Our job was to focus on immediate benefits that the workers actually wanted as much (or nearly as much) as a cigarette or a sweet or salty snack. And our job was made easier by a few relatively new insights from wellness research.
- Any amount of physical activity is better than none. Even 4-second “snacks” of physical activity can have health benefits, especially for otherwise sedentary adults.
- The rewards are immediate. Studies have shown a brisk 10-minute walk can help improve mood, energy, and sleep.
Our Move More campaign was born, focusing on the immediate benefits of physical activity that the workers told us they wanted: more energy, less stress, and better sleep.
3. Stop relying on willpower. Change the environment instead.
Most of the workers we talked to would have liked to get healthier (some day). But they lived and worked in obesogenic environments that required a ton of extra effort to do the “right” thing. All the health messaging they had absorbed had accomplished only one thing: making them feel guilty for not being healthier.
Many lived in communities where the only place to walk was along unlighted rural highways and the nearest gym was a town or two away. Rather than asking them to lose even more sleep to find the time to exercise, we brought the exercise to them.
We worked with a handful of pilot locations to mark off 10-minute walking paths on the plant property so employees could sneak in some exercise before or after work or on a break. We decorated parking spaces that were farthest from the front door. We designated “plant champions” who could lead daily group walks – a few added dance-offs to the mix. We gave employees booklets to track their progress, and participants could enter daily drawings to win fitness trackers, water bottles and other rewards.
The result? While a wave of COVID-19 tanked our planned post-intervention survey, we had lots of anecdotal evidence that people got moving – and not only at work. They dragged old treadmills out of the garage. They dusted off exercise bicycles. They danced with their kids to YouTube fitness videos. They abandoned their grocery store scooters and walked while they shopped.
And they asked management to keep the painted walkways after the intervention ended.
Postscript
Sadly, our pilot ended there.
It’s no secret that most corporate wellness campaigns are designed for the already well. Our Move More intervention showed us why. It takes a real commitment to redesign the workplace to support healthy behaviors. It’s so much easier for corporate to churn out a brightly colored pamphlet each spring that exhorts employees to exercise while the built and cultural environment makes it hard to do.
Our Move More effort had benefited from an internal executive champion – a guy who rose up from the ranks and passionately wanted to walk the culture-of-health talk. When he retired, the brochures won the day.

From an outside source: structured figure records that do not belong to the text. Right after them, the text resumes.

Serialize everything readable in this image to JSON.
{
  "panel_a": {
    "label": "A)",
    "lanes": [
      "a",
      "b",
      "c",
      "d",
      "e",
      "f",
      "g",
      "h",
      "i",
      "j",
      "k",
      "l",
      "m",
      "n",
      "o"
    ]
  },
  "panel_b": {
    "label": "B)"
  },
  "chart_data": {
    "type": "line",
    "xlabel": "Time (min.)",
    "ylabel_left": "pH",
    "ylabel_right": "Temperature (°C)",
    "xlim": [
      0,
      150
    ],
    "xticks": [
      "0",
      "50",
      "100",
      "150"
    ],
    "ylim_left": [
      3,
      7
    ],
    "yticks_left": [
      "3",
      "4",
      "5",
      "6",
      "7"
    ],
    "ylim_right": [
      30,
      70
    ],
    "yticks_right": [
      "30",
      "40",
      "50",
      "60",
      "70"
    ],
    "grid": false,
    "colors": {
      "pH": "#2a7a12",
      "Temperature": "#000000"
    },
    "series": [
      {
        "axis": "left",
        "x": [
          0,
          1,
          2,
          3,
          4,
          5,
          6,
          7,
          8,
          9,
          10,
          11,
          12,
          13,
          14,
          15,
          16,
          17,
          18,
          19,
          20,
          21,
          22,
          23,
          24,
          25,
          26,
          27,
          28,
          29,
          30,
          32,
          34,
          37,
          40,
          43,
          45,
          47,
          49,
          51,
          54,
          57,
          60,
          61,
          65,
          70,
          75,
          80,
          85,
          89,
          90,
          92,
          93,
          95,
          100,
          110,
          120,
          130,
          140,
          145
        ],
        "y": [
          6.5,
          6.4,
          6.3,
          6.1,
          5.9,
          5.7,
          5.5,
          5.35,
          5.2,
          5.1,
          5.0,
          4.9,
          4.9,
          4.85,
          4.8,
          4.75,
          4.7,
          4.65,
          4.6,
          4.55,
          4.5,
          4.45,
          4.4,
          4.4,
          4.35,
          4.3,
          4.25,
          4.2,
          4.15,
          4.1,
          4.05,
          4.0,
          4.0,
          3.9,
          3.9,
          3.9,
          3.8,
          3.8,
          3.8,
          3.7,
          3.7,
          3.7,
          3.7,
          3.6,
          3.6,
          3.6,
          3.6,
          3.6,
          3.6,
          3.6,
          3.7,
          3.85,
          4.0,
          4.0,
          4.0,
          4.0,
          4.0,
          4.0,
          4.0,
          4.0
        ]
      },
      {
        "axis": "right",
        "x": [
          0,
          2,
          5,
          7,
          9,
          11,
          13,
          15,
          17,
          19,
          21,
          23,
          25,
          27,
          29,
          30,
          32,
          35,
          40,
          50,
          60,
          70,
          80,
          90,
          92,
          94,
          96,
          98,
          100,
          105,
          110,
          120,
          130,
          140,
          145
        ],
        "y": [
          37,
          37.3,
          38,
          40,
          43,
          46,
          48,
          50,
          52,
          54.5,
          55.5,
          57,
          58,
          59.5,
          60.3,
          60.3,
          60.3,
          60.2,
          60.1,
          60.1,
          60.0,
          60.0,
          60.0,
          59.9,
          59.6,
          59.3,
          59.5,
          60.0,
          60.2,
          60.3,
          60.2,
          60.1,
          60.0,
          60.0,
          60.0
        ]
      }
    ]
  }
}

To be clear, the lesson should not be that place-based workplace wellness interventions are impossible to scale up. After we wrapped up Move More, we learned about Marriott’s TakeCare wellbeing program for its 700,000 employees. Like Move More, TakeCare relies on local wellbeing champions who organize on-the-ground activities customized for workers in different contexts across the globe.
The lesson is that impactful employee wellness initiatives are hard to design and implement. Though not nearly as hard as it is for ordinary people to buck a workplace culture of unhealth.
Sara Isaac is Chief Strategist at Marketing for Change.